Dzięki pracy owych „nocnych marków”, przejazdy drogami krajowymi, wojewódzkimi, powiatowymi i gminnymi w Łomży mogą odbywać się bezpiecznie i zgodnie z przepisami. Oprócz jezdni, malują znaki i tablice drogowe.
- Zaczynamy wieczorem, kiedy na ulicach w mieście jest mniejszy niż w czasie dnia ruch samochodów – wyjaśnia mistrz Mateuszczyk. - Stosujemy odporną na ścieranie i temperatury farbę chlorokauczukową, ale i tak co roku trzeba powtarzać malowanie.
Trwające zwykle od połowy maja do końca września prace wymagają użycia ok. ośmiu ton farby chlorokauczukowej i pięciu ton znacznie trwalszej od niej masy chemoutwardzalnej.
- Co roku na farbę i masę wydajemy przeciętnie 70 tys. zł – informuje Arkadiusz Kułaga, dyrektor Miejskiego Przedsiębiorstwa Gospodarki Komunalnej i Mieszkaniowej w Łomży, w skład którego wchodzi Zakład Dróg Miejskich. - Koszt zatrudnienia wykwalifikowanych pracowników jest znacznie wyższy, bo wynosi ok. 200 tys. zł.
W czwartek o godz. 21 na skrzyżowaniu ulic Wojska Polskiego i Sikorskiego jest ciepło i sucho.
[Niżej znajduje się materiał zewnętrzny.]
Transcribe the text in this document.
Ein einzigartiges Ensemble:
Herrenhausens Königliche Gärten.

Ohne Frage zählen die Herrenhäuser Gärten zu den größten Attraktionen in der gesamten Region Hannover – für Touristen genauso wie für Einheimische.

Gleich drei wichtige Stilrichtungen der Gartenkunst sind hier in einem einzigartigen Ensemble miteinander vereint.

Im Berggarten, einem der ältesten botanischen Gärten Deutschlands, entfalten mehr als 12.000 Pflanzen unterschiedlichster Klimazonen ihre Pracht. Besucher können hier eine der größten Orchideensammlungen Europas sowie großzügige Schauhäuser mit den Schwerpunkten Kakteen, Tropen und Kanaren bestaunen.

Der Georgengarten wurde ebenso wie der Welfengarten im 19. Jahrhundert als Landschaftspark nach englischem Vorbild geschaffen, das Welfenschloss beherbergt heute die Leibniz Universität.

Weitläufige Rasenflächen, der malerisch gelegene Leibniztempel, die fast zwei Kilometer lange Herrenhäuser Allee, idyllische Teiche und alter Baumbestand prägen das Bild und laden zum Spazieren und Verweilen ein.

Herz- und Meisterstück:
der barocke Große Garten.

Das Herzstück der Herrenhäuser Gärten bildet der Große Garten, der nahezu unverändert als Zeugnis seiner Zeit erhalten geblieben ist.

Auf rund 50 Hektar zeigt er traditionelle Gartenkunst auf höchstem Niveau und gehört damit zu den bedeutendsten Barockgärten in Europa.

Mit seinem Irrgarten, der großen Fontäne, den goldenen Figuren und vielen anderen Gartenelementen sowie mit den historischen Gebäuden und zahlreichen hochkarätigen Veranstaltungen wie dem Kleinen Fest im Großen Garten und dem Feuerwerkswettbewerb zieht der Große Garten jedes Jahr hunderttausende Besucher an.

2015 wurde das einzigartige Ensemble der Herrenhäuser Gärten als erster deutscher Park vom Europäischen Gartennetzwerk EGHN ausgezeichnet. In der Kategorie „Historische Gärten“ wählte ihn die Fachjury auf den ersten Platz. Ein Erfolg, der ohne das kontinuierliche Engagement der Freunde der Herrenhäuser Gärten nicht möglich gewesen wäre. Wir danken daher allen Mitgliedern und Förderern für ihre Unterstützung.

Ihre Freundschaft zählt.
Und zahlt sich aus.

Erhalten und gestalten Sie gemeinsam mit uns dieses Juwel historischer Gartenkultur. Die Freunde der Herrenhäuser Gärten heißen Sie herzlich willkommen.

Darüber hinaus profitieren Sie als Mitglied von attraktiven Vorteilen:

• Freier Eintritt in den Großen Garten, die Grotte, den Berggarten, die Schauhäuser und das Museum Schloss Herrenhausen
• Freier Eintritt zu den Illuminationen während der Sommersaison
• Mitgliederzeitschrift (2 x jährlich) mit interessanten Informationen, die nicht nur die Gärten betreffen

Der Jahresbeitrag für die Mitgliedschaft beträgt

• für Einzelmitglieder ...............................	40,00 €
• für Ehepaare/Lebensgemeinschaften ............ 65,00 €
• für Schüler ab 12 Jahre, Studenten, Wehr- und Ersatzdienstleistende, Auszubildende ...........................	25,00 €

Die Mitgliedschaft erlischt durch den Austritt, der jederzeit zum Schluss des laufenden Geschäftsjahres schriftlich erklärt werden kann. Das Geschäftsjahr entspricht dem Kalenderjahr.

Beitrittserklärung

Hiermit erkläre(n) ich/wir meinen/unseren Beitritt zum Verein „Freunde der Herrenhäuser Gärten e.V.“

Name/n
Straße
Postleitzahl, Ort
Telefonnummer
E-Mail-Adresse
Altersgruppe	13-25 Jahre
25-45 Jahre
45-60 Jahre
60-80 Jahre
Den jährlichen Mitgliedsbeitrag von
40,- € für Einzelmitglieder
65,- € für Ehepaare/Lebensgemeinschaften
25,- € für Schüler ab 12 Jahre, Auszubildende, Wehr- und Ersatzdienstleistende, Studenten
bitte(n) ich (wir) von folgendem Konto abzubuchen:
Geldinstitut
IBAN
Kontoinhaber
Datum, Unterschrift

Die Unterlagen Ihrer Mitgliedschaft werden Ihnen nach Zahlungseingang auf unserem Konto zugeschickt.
To warunek: odnawianie oznakowania może odbywać się przy temperaturze powyżej 15 st. Celsjusza i na suchej jezdni. Panowie w pomarańczowych kamizelkach oznaczają na asfalcie zarys pasów czy strzałek do pomalowania, po czym pokrywają wnętrze konturu białą lub czerwoną farbą. Przemierzają z wałkami na drążkach i ciężkimi hobokami (20-litrowe puszki z 32 kg farby) wszystkie drogi w mieście. Tym razem wyruszyli od strony Bawełny i właśnie docierają do pl. Kościuszki. Szczęśliwej drogi!